Battle Over Union Control





December 19, 2000


Responding to complaints from union members in Chicago, the Labor Department asked the Washington-based Hotel Employees and Restaurant Employees Union International to hold a hearing to justify placing Chicago-based Local 1 under trusteeship more than a year ago.


Rank-and-file members of Local 1, a union with a history of problems and the subject of past investigations into alleged mob ties, are protesting the trusteeship, which they say is illegal.


They also question why some Local 1 officers remain on the payroll during the voluntary trusteeship, which international representatives said was put in place because of financial problems at the local.


The local represents 14,000 maids, bartenders waiters and waitresses at downtown Chicago hotels and restaurants.


"Without that hearing, [the trusteeship] is not considered valid," said Labor Department spokesman John Peterson, who noted a voluntary trusteeship--which is undertaken with the support of local leaders--is unusual.


Some critics charge the trusteeship, particularly absent a hearing, has left members in the dark, without a voice in local affairs, and stifled members' participation at a time the local was becoming more democratic.


"I think it has definitely hurt the membership," said Jim Michalik, who was  defeated in a close election for president at the local in 1999--the first contested election at the local in 16 years. "It's hurt the democratic process that we had gotten started."


International General President John Wilhelm and the local's trustee, Henry Tamarin, say the trusteeship remains necessary because of continuing financial problems at the local. They argue that the local needs stronger footing before contract negotiations take place with major downtown hotels in 2002 and to aid the local in organizing 20 new hotels that have opened with non-union employees in the past few years.


Union members say while they resent financial mismanagement, they also oppose an open-ended trusteeship that they say has the international indefinitely calling the shots. They say locally elected leadership should be put in place  quickly to correct the problems.


Tamarin said no date has been set for new elections, which would return the union to local control, and he wouldn't speculate on when that might occur. But a hearing on the trusteeship, open to the rank and file, will be scheduled after the holidays and take place in Chicago, he said.


The union has had a history of problems. Former International President Edward T. Hanley and his son, former Local 1 President Thomas Hanley, were forced out amid charges of misusing union dues to pay for ghost staff, luxury automobiles and a $2.5 million jet for officers of the union, whose workers are among some of the lowest paid in the country.

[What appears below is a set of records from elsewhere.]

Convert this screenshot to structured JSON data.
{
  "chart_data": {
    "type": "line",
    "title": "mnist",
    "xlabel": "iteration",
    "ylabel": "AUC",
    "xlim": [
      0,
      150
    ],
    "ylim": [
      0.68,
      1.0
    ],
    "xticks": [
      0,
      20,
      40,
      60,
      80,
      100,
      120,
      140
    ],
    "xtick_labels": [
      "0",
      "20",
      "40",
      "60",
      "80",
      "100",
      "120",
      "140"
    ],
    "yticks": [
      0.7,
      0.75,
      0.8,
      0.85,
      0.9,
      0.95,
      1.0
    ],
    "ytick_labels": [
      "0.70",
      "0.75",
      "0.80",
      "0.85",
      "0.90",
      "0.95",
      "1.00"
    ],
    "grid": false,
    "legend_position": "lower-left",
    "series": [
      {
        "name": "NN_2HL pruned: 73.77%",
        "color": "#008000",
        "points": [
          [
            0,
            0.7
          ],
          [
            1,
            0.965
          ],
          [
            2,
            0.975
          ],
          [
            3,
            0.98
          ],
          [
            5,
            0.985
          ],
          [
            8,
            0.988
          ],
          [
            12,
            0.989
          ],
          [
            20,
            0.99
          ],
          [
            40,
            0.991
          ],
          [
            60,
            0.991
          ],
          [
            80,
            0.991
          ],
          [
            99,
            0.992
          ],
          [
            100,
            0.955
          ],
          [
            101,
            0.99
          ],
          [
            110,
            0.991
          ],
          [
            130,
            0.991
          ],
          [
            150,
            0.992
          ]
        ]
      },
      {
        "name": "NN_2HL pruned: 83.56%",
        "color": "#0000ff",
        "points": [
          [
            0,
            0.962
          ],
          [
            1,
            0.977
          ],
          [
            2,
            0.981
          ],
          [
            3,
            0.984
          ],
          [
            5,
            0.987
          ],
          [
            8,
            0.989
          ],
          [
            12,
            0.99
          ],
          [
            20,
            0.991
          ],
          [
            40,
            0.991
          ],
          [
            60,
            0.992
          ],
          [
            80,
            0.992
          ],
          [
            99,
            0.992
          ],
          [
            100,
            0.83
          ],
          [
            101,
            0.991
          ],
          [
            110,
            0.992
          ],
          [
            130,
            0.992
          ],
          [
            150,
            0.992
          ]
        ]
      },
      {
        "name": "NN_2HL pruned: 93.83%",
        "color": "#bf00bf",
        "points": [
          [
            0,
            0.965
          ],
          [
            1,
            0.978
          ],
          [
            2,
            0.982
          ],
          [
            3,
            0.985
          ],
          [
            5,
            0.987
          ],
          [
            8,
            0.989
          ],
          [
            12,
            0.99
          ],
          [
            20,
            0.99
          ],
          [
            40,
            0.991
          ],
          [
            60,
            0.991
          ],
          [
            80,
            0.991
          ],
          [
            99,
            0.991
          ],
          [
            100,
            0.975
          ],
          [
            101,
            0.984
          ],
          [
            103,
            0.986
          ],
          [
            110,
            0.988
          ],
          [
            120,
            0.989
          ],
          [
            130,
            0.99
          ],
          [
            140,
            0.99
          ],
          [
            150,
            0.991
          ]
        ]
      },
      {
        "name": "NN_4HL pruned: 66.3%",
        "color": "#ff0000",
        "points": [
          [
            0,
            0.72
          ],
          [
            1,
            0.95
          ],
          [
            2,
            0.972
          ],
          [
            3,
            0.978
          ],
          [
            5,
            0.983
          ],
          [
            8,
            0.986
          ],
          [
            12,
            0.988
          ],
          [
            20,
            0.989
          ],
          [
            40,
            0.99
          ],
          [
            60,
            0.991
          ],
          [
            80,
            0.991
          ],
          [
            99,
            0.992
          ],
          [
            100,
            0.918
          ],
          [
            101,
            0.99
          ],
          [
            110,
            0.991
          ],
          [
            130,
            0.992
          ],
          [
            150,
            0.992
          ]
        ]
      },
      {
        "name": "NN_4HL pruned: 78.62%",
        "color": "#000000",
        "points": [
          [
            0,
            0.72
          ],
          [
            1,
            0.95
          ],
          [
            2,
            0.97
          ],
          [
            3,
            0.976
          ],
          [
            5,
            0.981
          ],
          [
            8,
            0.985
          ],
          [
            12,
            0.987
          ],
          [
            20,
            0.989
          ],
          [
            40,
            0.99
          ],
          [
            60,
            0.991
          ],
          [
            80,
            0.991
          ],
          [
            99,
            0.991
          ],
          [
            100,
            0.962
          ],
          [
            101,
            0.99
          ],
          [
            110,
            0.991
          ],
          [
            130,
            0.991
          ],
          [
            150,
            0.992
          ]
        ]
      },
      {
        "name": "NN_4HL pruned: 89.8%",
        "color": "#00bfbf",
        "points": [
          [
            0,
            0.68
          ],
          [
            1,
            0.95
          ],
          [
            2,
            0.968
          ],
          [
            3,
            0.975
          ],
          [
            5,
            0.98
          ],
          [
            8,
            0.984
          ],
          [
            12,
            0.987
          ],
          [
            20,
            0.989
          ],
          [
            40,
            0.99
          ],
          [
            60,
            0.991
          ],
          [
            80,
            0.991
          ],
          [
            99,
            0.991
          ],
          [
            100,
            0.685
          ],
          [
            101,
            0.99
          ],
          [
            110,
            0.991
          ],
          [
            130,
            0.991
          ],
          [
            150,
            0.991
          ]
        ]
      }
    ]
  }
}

A federal judge earlier this month ended five years of court oversight of the international union. That monitorship was designed to rid the union of corruption, and settled a racketeering lawsuit brought by the federal government, which said the objectives of the monitorship have been substantially achieved.


Regarding Local 1, Tamarin said an audit conducted at the end of last year shortly after his arrival found that the local "was one step short of bankruptcy."


"There's no question there was financial mismanagement," Wilhelm said. But the mismanagement did not violate labor laws, and is insufficient to warrant terminating former officers, he contended. They remain on the payroll at Local 1, reassigned as business agents--some drawing salaries of around $70,000 annually.


Critics argue former leaders bear responsibility for the local's financial condition and should be fired.


"One of the greatest aspects of anger by the members is the fact that they have kept all these [former officers] on staff drawing salaries," said Pablo Garcia, who was part of Michalik's slate.


Tamarin said when the trusteeship began, debt at the local, which has a $4 million annual budget, totaled $1.2 million. Since then the local has paid off about $200,000, he said.


Salaries have been cut by 10 percent for former  officers whose salaries exceeded $50,000 a year, and officers have been reassigned as business agents.


Business agents' pay ranged from above $40,000 annually to the upper $70,000 range before the wage cut.


Tamarin said he also implemented a dues increase in January of $1.30 per member per month that had previously been approved by delegates.


But that's also drawn criticism.


"Members are upset," said Michalik. "They don't feel they are getting their money's worth now."